Figure S5. Visualization of PCR products from IgG+ memory B cell cDNA with oPR-IGHV, Set 1, and Set 2. Green, black, and white squares indicate amplified, unamplified, and control wells, respectively. Note: Controls and grey squares were not taken into account for coverage determination.
Figure S6. Visualization of PCR products from HIV-1BG505.SOSIP-reactive B cell cDNA with oPR-IGHV, Set 1, and Set 2. Green, black, and white squares indicate amplified, unamplified, and control wells (not counted), respectively.

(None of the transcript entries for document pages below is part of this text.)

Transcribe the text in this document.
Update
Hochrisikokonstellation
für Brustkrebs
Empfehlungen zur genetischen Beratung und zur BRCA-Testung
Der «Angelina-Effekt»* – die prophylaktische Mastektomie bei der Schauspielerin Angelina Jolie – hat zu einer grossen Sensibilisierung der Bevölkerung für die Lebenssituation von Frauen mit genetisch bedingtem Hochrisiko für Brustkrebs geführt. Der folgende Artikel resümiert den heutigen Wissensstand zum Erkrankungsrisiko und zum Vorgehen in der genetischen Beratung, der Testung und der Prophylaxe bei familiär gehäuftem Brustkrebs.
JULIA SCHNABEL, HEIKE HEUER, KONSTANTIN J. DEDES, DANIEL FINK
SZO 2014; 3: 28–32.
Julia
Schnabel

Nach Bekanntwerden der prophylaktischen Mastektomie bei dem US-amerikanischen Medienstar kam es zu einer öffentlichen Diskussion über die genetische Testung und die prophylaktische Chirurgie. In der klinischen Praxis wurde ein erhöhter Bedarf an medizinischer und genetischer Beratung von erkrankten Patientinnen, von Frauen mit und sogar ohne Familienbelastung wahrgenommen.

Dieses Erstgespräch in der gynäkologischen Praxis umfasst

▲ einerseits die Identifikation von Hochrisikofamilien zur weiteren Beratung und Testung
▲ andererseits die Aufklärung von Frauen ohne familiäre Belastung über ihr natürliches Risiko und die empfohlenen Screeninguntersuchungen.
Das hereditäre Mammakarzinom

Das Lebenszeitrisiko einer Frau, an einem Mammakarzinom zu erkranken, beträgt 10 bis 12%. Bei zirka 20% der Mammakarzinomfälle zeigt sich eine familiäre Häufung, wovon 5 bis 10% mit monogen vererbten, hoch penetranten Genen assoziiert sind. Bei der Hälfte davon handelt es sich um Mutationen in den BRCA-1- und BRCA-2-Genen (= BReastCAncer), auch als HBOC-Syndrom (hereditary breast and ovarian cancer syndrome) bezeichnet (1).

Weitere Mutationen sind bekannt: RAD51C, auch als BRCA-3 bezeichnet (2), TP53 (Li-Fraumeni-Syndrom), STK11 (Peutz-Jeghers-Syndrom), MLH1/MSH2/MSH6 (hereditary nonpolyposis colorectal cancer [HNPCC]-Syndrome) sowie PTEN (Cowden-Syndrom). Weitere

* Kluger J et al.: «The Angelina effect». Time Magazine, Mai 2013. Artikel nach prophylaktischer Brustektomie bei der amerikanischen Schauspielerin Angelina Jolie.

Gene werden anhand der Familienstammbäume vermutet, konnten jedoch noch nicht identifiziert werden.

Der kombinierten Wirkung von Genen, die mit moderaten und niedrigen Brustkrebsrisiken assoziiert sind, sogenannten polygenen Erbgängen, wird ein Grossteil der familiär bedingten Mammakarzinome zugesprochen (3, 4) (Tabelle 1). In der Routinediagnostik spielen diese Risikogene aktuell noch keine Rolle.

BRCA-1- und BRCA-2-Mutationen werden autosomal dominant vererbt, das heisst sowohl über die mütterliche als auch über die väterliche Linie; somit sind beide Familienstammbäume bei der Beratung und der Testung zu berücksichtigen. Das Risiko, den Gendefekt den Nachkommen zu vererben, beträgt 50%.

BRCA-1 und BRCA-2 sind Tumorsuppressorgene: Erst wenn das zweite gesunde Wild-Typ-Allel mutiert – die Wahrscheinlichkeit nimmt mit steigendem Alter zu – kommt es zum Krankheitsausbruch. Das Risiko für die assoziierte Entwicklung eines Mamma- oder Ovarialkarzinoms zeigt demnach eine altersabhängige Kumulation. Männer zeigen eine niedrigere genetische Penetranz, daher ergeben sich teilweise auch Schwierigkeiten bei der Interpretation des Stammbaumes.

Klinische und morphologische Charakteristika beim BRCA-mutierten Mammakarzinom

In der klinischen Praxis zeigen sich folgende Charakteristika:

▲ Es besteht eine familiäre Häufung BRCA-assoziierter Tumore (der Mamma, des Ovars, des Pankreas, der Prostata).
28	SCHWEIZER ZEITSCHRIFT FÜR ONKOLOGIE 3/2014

Figure S7. PCR results from HIV-1BG505.SOSIP-reactive B cell cDNA with oPR-IGKV and oPR-IGLV. Light chain coverage summary. Kappa and lambda light chain specific PCRs were performed on HIV-1BG505.SOSIP-reactive B cells with oPR-IGKV and oPR-IGLV primer sets. Green, black, and white boxes depict amplified, unamplified, and control wells (not counted), respectively. Percentages indicate mean coverage ± standard deviation.
Supplementary Tables
Table S1. openPrimeR options, default settings and settings used for primer design on IGHV, IGKV, and IGLV
Table S2. IGH, IGK, and IGL V gene alleles used in standard libraries
Table S3. openPrimeR-derived optimized primer sets oPR-IGHV, oPR-IGKV, and oPR-IGLV for amplification of antibody heavy and light chains
Table S4. Primer combinations and thermocycling conditions for multiplex PCRs
Acknowledgements
We would like to thank Thomas Lengauer and Henning Gruell for helpful comments on the manuscript and all members of the Klein Lab for helpful discussion. For testing openPrimeR, we thank Dilip Ariyur Durai, Sivarajan Karunanithi, Markus List, Fabian Müller, Sarvesh Nikumbh, Michael Scherer, and Florian Schmidt. We further thank Peter Nürnberg, Janine Altmüller and Christian Becker for NGS support. The work was supported by the Heisenberg-Program of the DFG (KL2389/2-1) (F.K.), the European Research Council (ERC-StG639961), the German Center for Infection Research (DZIF) (P.S., F.K.), and the German Research Foundation (CRC 1279, CRC 1310) (F.K., C.K., M.S.E.).